Rzecznik praw obywatelskich przeciął spekulacje medialne na temat jego możliwej kandydatury, podkreślając, że „jest szereg powodów, dlaczego nie powinien tego robić”.

- Jako Rzecznik Praw Obywatelskich ślubowałem w parlamencie, że będę wykonywał powierzone mi obowiązki z najwyższą starannością i sumiennością. Kadencja RPO trwa pięć lat i każdy dzień się liczy - powiedział Bodnar w TOK FM.

- Zawarłem swoisty kontrakt: z jednej strony z obywatelami, których prawa mam reprezentować, z drugiej - z parlamentarzystami, bo przed nimi odpowiadam, po trzecie - także z moimi współpracownikami w Biurze RPO. Bo przecież ileś osób mi ufa, wierzy, że zrealizujemy do końca wspólne plany - zauważył rzecznik.

-  Te ostatnie cztery lata naprawdę były dla nas bardzo wymagające i trudne. Nie tylko ze względu na kwestie, o których wszyscy dyskutujemy, jak obrona praworządności, ale chociażby też przez to, że odwiedziłem około 200 miast w całej Polsce, w ramach programu spotkań regionalnych - mówił Bodnar.
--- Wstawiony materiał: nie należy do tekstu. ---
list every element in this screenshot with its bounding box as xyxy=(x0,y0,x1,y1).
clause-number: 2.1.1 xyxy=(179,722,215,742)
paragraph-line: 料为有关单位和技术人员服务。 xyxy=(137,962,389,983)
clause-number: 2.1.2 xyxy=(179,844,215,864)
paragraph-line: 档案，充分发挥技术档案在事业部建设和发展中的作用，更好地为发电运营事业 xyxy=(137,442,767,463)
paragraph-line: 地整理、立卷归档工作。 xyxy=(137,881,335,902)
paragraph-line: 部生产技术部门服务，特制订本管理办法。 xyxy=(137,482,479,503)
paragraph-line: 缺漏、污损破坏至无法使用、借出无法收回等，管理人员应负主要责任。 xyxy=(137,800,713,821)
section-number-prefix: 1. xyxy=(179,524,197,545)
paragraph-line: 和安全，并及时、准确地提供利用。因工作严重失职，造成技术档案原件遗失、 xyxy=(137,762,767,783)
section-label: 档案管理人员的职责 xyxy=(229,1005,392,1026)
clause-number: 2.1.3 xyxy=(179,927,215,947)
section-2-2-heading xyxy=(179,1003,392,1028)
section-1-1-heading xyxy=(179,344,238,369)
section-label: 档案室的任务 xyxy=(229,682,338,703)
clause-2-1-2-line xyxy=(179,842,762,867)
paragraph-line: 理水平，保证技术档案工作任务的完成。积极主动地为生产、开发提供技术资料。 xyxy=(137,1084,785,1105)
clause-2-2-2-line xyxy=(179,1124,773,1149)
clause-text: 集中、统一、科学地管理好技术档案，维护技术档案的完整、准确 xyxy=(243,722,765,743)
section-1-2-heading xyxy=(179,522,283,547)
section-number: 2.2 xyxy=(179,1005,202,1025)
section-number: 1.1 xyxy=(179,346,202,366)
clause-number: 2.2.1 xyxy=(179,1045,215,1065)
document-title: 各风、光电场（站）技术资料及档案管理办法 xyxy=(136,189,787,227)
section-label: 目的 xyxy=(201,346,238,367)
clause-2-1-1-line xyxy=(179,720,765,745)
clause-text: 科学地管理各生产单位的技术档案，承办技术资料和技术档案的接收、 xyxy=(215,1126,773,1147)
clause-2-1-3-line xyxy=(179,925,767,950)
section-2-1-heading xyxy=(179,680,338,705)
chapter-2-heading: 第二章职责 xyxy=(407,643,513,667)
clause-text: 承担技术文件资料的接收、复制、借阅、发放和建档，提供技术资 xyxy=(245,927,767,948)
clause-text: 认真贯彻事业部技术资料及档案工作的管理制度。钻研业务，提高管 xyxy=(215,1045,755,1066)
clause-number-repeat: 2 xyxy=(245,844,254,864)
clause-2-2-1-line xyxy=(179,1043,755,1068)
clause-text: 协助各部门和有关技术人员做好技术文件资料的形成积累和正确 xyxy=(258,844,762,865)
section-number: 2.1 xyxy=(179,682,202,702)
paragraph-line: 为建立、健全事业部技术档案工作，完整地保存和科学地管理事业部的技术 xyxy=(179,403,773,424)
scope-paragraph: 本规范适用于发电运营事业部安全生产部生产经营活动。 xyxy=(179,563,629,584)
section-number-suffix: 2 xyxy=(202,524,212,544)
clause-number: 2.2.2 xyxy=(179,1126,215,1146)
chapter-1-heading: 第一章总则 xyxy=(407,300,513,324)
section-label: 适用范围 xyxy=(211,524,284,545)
Rzecznik Praw Obywatelskich zaznaczył, że nie będzie ubiegał się o drugą kadencję na stanowisku. - Po tych kilku latach kadencji rzecznika, po tym jak mierzę się z różnymi problemami publicznymi, nie mogę wykluczać zaangażowania w służbę publiczną. Za służbę publiczną uznaję także zostanie politykiem - stwierdził.